In a Young's double-slit experiment, two slits are 1.5 mm apart while the screen is 1.2 m away. When a light of wavelength 600 nm is incident on slits, the fringe width will be

• A. 0.48 mm
• B. 4.5 mm
• C. 4.8 mm
• D. 4.2 mm

Hint:

In YDSE calculations, always convert all lengths (\(d, D, \lambda\)) to the same unit, preferably the base SI unit (meters), before plugging them into the formula. This minimizes the chance of unit conversion errors. Convert the final answer to the unit required by the options.

Answer 1

The Correct Option is A

Step 1: Understanding the Concept:
This problem requires the direct application of the formula for fringe width in a Young's double-slit experiment (YDSE). The fringe width is the separation between consecutive bright fringes or consecutive dark fringes.

Step 2: Key Formula or Approach:
The fringe width (\(\beta\)) in a YDSE is given by the formula: \[ \beta = \frac{\lambda D}{d} \] where \(\lambda\) is the wavelength of the light, \(D\) is the distance from the slits to the screen, and \(d\) is the distance between the two slits.

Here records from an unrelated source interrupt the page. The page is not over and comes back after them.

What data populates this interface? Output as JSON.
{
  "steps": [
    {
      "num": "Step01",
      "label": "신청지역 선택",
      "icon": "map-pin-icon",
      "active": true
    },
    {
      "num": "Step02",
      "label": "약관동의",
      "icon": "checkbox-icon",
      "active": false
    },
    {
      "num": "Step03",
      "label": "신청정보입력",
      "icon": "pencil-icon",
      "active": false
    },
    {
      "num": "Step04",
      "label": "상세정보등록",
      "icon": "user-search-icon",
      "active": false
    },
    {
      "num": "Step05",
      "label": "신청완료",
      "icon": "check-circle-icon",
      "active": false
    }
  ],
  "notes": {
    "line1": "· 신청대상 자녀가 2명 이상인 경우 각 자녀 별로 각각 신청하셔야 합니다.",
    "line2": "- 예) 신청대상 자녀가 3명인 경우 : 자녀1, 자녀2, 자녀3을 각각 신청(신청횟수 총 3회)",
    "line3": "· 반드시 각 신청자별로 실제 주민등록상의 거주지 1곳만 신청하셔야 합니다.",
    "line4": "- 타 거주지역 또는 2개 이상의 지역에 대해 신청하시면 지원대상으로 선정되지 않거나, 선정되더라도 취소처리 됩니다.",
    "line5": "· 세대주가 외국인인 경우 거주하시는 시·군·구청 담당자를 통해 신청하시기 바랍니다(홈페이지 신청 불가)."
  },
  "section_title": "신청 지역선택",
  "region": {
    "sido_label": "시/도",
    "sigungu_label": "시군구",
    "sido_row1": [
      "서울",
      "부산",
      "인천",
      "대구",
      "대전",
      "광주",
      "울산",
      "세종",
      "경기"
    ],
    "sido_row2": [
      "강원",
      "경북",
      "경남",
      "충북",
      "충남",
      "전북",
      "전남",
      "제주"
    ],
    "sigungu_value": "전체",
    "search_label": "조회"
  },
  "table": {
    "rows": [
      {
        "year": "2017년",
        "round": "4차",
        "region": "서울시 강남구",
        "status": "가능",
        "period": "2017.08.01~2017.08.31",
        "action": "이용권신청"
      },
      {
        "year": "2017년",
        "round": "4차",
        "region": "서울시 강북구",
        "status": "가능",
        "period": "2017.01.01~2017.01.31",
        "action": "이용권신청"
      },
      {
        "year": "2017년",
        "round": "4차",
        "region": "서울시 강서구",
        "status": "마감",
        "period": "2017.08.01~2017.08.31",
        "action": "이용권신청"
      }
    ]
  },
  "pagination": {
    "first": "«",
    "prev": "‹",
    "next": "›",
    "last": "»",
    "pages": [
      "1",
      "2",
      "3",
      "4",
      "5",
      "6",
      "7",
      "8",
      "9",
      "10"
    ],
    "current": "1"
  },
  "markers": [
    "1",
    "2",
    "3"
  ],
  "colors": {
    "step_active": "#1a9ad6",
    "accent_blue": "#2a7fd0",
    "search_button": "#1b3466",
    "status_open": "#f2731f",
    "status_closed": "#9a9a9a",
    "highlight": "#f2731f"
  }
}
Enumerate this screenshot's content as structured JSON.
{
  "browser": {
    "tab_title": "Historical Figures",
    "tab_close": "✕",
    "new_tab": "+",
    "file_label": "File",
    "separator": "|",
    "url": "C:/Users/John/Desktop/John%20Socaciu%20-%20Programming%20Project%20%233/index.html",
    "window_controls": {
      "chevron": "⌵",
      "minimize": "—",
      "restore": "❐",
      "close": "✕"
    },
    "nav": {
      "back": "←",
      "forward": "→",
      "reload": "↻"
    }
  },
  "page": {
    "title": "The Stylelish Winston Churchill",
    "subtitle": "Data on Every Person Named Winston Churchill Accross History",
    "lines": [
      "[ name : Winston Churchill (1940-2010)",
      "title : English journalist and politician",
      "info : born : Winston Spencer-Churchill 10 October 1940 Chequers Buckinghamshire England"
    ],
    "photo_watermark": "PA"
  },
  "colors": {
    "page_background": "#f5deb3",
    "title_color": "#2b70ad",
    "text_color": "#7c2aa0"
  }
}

Step 3: Detailed Explanation:
Given data:
Slit separation, \(d = 1.5 \, \text{mm} = 1.5 \times 10^{-3} \, \text{m}\).
Screen distance, \(D = 1.2 \, \text{m}\).
Wavelength, \(\lambda = 600 \, \text{nm} = 600 \times 10^{-9} \, \text{m} = 6 \times 10^{-7} \, \text{m}\).
Calculation:
It is essential to use consistent units (SI units are recommended). Substitute the values into the formula: \[ \beta = \frac{(6 \times 10^{-7} \, \text{m}) \times (1.2 \, \text{m})}{1.5 \times 10^{-3} \, \text{m}} \] \[ \beta = \frac{7.2 \times 10^{-7}}{1.5 \times 10^{-3}} \, \text{m} \] \[ \beta = 4.8 \times 10^{-4} \, \text{m} \] The options are in millimeters (mm). To convert from meters to millimeters, multiply by \(10^3\). \[ \beta = (4.8 \times 10^{-4}) \times 10^3 \, \text{mm} = 4.8 \times 10^{-1} \, \text{mm} = 0.48 \, \text{mm} \]

Step 4: Final Answer:
The fringe width will be 0.48 mm.